Assinado nessa semana a renovação da Convenção Coletiva de Trabalho que garante a manutenção de todas as cláusulas sociais até o dia 31 de agosto de 2021.
Já as cláusulas econômicas terão validade de um ano. Isso significa que no próximo ano teremos que negociar apenas a cláusula de reajuste salarial e seus reflexos sobre as cláusulas sócioeconômicas.
Conseguimos nessa negociação recompor os Pisos Salariais da categoria em cem por cento da inflação oficial que foi de 3,28%. Diante disso nenhum trabalhador do setor de casas de obra (Piso Normativo) poderá receber menos que R$1.619,20 que equivale a R$7,36 por hora.
Já os gráficos de Copiadoras e Gráficas Rápidas que são enquadrados no Piso Salarial Diferenciado, o valor do mínimo a receber será de R$1.245,20, com o valor por hora trabalhada de R$5,66.
Os trabalhadores que recebem salários superiores ao Piso Salarial Normativo terão seus salários reajustados em 5% (cinco por cento).
Na Participação nos Lucros e Resultados, embora o patronal tenha pressionado pela redução de 20% do valor, conseguimos manter o mesmo valor que foi pago no acordo passado, ou seja, R$543,00 foi mantido e os trabalhadores vão receber este valor divididos em duas parcelas, sendo a primeira em 09/03/2020 e a segunda em 10/07/2020.

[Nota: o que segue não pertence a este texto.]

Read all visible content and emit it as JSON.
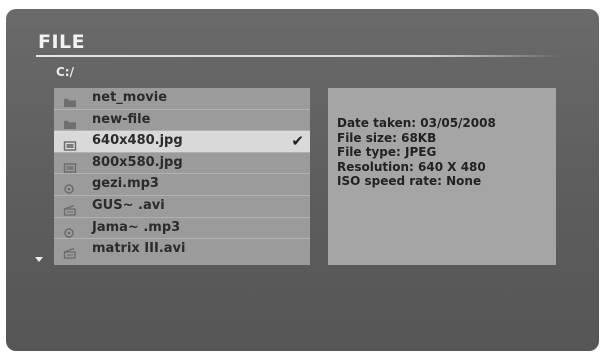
{
  "header": {
    "title": "FILE"
  },
  "path": "C:/",
  "files": [
    {
      "name": "net_movie",
      "icon": "folder-icon",
      "selected": false
    },
    {
      "name": "new-file",
      "icon": "folder-icon",
      "selected": false
    },
    {
      "name": "640x480.jpg",
      "icon": "image-icon",
      "selected": true
    },
    {
      "name": "800x580.jpg",
      "icon": "image-icon",
      "selected": false
    },
    {
      "name": "gezi.mp3",
      "icon": "music-icon",
      "selected": false
    },
    {
      "name": "GUS~ .avi",
      "icon": "video-icon",
      "selected": false
    },
    {
      "name": "Jama~ .mp3",
      "icon": "music-icon",
      "selected": false
    },
    {
      "name": "matrix III.avi",
      "icon": "video-icon",
      "selected": false
    }
  ],
  "selection_mark": "✔",
  "details": [
    "Date taken: 03/05/2008",
    "File size: 68KB",
    "File type: JPEG",
    "Resolution: 640 X 480",
    "ISO speed rate: None"
  ],
  "colors": {
    "background": "#5f5f5f",
    "list_bg": "#9b9b9b",
    "selected_row": "#d9d9d9",
    "info_bg": "#a5a5a5"
  }
}
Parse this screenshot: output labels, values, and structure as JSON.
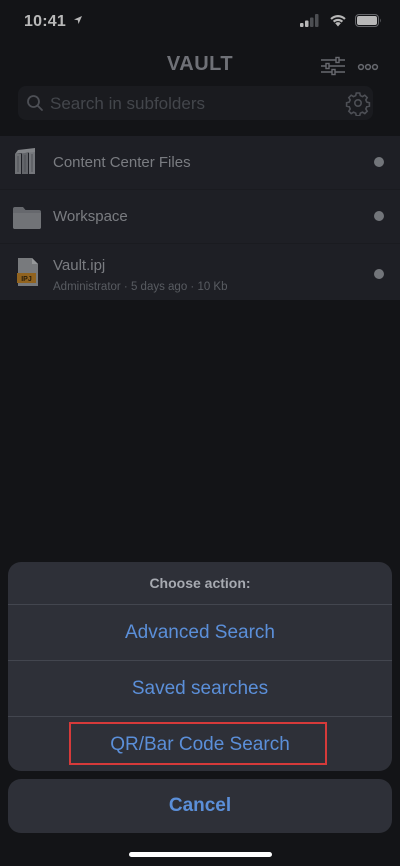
{
  "status_bar": {
    "time": "10:41"
  },
  "header": {
    "title": "VAULT"
  },
  "search": {
    "placeholder": "Search in subfolders"
  },
  "list": {
    "items": [
      {
        "name": "Content Center Files",
        "icon": "content-center-folder-icon"
      },
      {
        "name": "Workspace",
        "icon": "folder-icon"
      },
      {
        "name": "Vault.ipj",
        "meta": "Administrator · 5 days ago · 10 Kb",
        "icon": "ipj-file-icon",
        "badge": "IPJ"
      }
    ]
  },
  "action_sheet": {
    "title": "Choose action:",
    "options": [
      {
        "label": "Advanced Search"
      },
      {
        "label": "Saved searches"
      },
      {
        "label": "QR/Bar Code Search"
      }
    ],
    "cancel": "Cancel"
  },
  "colors": {
    "accent": "#5b8fd9",
    "highlight": "#d63a3a",
    "background": "#1b1c20",
    "list_background": "#2a2c34",
    "sheet_background": "#2e3038"
  }
}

O Vale Compras foi reajustado em R$10,00, com isso o valor passa a valer R$85,00.
Com o reajuste de 3,28% no Piso Salarial, que regula o valor do auxílio creche, as trabalhadoras que tem crianças com idade de até três anos terão um auxilio no valor de R$485,76.
Sueli Reis que é a Presidente do Sindicato avalia como positiva a negociação, levando-se em conta a atual conjuntura econômica em que passa o país e as dificuldades que o setor gráfico da região vem sofrendo. A renovação da Convenção Coletiva por dois anos foi o fator mais relevante nessa negociação se levarmos em conta o atual momento político, onde o atual governo a todo instante ameaça retirar direitos já conquistados dos trabalhadores. Esperamos com isso que o trabalhador tenha consciência da importância e da necessidade de um Sindicato forte para negociar não só o reajuste salarial, mas sim lutar para manter os direitos já conquistados. Conclui Sueli Reis.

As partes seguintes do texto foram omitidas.